Di Benedetta Frigerio
24 Maggio 2013
Ospitate a Milano, la serie di Pietro Albetti, che rappresenta alcune ecografie, e le opere di Simone Dulcis, rivelano come si fa a conoscere.

Un insieme di tele che rappresentano un’opera che c’è già e che l’artista ha solo riconosciuto. “Factum est”, “È nato”, secondo l’espressione usata da Giovanni Testori per indicare il feto, è il titolo di una mostra realizzata «per dire che la vita è prima della vita. Se davvero cerchi, percepisci l’essere dentro ciò che appare, ma devi volerlo». Sono le parole del curatore, Andrea Carlo Alpini, che ha unito il lavoro di Pietro Albetti e quello di Simone Dulcis, ospitati fino al 9 giugno negli spazi Loft21 di via Padova 21 a Milano.

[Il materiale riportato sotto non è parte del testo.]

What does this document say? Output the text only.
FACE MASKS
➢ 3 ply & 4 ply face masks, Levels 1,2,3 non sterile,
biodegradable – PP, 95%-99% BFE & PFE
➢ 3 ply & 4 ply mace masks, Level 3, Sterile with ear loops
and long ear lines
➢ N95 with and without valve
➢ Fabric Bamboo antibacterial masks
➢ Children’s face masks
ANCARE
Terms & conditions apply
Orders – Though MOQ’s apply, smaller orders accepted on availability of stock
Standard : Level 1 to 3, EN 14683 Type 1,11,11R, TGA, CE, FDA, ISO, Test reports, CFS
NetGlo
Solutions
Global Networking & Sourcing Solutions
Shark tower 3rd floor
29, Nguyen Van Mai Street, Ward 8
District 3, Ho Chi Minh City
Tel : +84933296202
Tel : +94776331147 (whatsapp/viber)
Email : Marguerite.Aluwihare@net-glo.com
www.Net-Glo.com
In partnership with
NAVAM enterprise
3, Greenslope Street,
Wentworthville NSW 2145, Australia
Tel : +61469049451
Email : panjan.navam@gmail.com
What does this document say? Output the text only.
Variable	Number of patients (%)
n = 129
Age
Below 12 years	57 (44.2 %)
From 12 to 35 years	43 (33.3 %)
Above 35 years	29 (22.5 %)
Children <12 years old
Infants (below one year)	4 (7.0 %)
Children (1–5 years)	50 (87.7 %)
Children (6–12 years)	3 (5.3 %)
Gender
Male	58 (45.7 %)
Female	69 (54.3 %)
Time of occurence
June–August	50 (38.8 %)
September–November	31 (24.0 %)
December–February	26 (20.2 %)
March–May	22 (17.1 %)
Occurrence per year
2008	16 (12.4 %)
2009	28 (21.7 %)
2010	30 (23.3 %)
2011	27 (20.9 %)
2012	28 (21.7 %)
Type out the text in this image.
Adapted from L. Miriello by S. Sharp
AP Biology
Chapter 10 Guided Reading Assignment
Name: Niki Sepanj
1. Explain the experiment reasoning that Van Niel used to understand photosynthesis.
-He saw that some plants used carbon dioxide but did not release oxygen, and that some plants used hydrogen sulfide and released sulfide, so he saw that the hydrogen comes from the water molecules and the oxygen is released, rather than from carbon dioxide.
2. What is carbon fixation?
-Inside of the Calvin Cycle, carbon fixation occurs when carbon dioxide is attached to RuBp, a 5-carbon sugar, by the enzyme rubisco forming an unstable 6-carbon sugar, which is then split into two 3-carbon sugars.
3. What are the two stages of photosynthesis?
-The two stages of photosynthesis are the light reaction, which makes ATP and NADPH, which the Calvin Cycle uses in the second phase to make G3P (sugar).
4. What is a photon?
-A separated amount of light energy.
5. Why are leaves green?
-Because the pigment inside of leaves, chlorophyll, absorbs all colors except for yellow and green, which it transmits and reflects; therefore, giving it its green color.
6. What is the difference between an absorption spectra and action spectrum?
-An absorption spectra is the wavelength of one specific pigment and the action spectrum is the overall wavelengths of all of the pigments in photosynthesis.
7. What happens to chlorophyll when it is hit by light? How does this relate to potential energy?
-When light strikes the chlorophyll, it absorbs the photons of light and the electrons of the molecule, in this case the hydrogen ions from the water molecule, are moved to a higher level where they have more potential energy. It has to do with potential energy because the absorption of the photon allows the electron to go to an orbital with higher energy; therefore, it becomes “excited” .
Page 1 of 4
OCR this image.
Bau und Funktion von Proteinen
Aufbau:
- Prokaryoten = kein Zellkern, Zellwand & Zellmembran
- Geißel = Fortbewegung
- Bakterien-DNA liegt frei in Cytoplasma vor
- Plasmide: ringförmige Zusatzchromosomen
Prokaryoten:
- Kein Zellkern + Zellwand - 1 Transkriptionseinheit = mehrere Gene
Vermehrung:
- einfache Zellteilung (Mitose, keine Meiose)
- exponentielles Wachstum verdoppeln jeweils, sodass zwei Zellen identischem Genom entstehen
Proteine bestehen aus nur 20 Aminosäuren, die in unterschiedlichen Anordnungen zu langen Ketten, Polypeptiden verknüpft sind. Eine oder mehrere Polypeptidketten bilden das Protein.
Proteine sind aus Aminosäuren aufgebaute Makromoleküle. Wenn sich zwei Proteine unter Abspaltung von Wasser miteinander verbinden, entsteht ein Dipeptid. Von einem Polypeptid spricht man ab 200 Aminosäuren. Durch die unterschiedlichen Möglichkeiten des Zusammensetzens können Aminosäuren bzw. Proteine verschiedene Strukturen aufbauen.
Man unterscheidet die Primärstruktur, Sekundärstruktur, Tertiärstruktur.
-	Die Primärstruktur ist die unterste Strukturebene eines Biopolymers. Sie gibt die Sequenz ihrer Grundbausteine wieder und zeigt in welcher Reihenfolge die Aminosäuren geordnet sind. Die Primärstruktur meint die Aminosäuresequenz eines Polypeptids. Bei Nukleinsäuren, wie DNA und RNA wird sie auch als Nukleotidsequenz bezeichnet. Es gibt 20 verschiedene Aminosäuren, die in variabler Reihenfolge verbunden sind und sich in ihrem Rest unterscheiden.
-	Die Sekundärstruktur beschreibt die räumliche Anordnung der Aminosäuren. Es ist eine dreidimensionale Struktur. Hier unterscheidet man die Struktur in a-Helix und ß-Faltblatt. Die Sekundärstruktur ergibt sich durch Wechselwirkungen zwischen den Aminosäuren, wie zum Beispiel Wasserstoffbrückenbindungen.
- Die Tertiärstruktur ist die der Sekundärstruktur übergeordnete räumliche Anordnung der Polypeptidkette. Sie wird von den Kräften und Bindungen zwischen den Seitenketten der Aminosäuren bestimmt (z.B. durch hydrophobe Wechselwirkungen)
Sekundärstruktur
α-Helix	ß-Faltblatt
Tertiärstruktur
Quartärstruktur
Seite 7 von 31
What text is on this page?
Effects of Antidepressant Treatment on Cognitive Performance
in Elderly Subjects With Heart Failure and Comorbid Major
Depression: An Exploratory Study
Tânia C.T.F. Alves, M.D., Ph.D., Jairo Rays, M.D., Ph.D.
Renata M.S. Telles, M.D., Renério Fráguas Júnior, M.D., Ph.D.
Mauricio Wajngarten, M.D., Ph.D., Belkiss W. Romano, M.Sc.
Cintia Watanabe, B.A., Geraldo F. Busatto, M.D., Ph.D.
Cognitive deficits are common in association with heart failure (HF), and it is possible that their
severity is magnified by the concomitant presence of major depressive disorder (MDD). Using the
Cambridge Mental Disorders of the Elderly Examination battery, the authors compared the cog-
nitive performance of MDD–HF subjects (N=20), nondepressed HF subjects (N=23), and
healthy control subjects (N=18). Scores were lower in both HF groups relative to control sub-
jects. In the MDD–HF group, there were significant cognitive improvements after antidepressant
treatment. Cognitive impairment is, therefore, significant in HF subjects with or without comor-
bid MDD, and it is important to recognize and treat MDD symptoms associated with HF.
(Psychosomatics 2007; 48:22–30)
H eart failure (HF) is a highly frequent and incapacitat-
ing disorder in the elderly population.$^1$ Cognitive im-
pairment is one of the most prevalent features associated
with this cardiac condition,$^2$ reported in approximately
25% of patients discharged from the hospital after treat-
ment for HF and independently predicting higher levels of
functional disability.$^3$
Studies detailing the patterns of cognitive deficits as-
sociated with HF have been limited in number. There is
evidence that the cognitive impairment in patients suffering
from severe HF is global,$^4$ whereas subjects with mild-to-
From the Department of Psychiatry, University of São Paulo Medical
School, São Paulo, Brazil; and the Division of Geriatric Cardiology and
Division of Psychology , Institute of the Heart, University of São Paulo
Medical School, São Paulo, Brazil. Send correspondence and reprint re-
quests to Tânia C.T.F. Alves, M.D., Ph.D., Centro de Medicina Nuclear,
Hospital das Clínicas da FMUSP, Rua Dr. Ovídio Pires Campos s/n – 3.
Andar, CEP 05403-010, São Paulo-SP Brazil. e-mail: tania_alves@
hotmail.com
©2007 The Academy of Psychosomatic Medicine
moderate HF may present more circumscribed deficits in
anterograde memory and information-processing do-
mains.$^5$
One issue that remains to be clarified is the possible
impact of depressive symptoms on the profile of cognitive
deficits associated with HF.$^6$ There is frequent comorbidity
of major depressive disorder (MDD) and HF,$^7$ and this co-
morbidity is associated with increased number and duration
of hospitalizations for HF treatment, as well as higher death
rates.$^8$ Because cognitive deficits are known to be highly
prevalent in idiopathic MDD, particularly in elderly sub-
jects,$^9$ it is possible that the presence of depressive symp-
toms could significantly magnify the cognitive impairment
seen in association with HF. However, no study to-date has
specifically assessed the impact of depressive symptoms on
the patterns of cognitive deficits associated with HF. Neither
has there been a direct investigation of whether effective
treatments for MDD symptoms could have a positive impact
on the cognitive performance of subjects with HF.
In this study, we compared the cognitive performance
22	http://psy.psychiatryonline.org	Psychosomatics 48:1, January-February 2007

LUCI, OMBRE E SUONI. Le tele di Albetti sono 25 e rappresentano le ecografie di una bambina nel ventre della madre, le cui fattezze sono visibili nel gioco di luci e ombre, realizzato tramite moltissime stratificazioni di inchiostro da stampa e stese con stracci. Esattamente come l’ecografia risulta da una lunga sovrapposizione di frequenze di ultrasuoni. «A questo punto – spiega Alpini a tempi.it – si pone il tema della conoscenza». Quello che si ha davanti è sempre frutto di una serie di accadimenti, da guardare e unire insieme per scoprirne sempre di più l’essenza. «C’è poi il suono dell’ombra, perché davanti a queste tele si può anche vedere solo il nero e il bianco e non il bambino in grembo. Ma così si nega qualcosa, perché la luce e l’ombra non ci sono senza un corpo. Un corpo che rilevato anche dagli ultrasuoni e dal battito cardiaco».
Da qui emerge la percezione dell’artista per una presenza reale e misteriosa, anche se non la si vede del tutto. E una volta che si riesce a riconoscere il bambino è poi impossibile staccare gli occhi dalle immagini. Si vuole scoprirne i tratti. Piano piano comincia così ad emergere la fisionomia del piccolo: il naso, la testa, gli occhi. E poi le cavità uterine e altro ancora.
Su una tela (in foto sopra, Credit: Theca Gallery Lugano) appare un volto di donna che fissa una bambina. «Ecco il tema del tempo. Per conoscere bisogna volerlo, poi percepirlo e infine attendere con pazienza». Uno strato alla volta appunto.

CONOSCENZA E PAZIENZA. Le opere di Dulcis (foto a destra, Credit: Theca Gallery Lugano) nascono dal recupero di alcuni teloni da un cantiere di un’antica chiesa di Cagliari. «Erano lì a proteggere i lavori di restauro dagli agenti atmosferici: come l’utero protegge qualcosa di delicato e prezioso», spiega Alpini. L’artista le ha prese, le ha lasciate ancora esposte agli intemperie per un anno e poi ha bloccato la materia sulla tela.
Questo aspettare, questa pazienza affinché sia l’esterno a compiere l’opera è parte integrante dell’opera stessa. Come ha spiegato lo stesso Dulcis: «Mi interessa che la luce venga da dentro l’opera (…) la mia è una predisposizione ad aspettarla. Predispongo lo svolgersi delle prime fasi dell’opera per far sì che si verifichi la magia della “luce”, compiendo dei gesti che sono di puro ausilio al verificarsi di questo piccolo miracolo». Esattamente come l’uomo che non crea nulla, ma aiuta solo il piccolo a nascere. Testori parlava di un atto divino di speranza, una luce inseparabile dal “grumo”: «Non è come dire una luce che entra; è una luce che è già lì; è anzi la luce che lo vuole, che lo determina, che lo forma».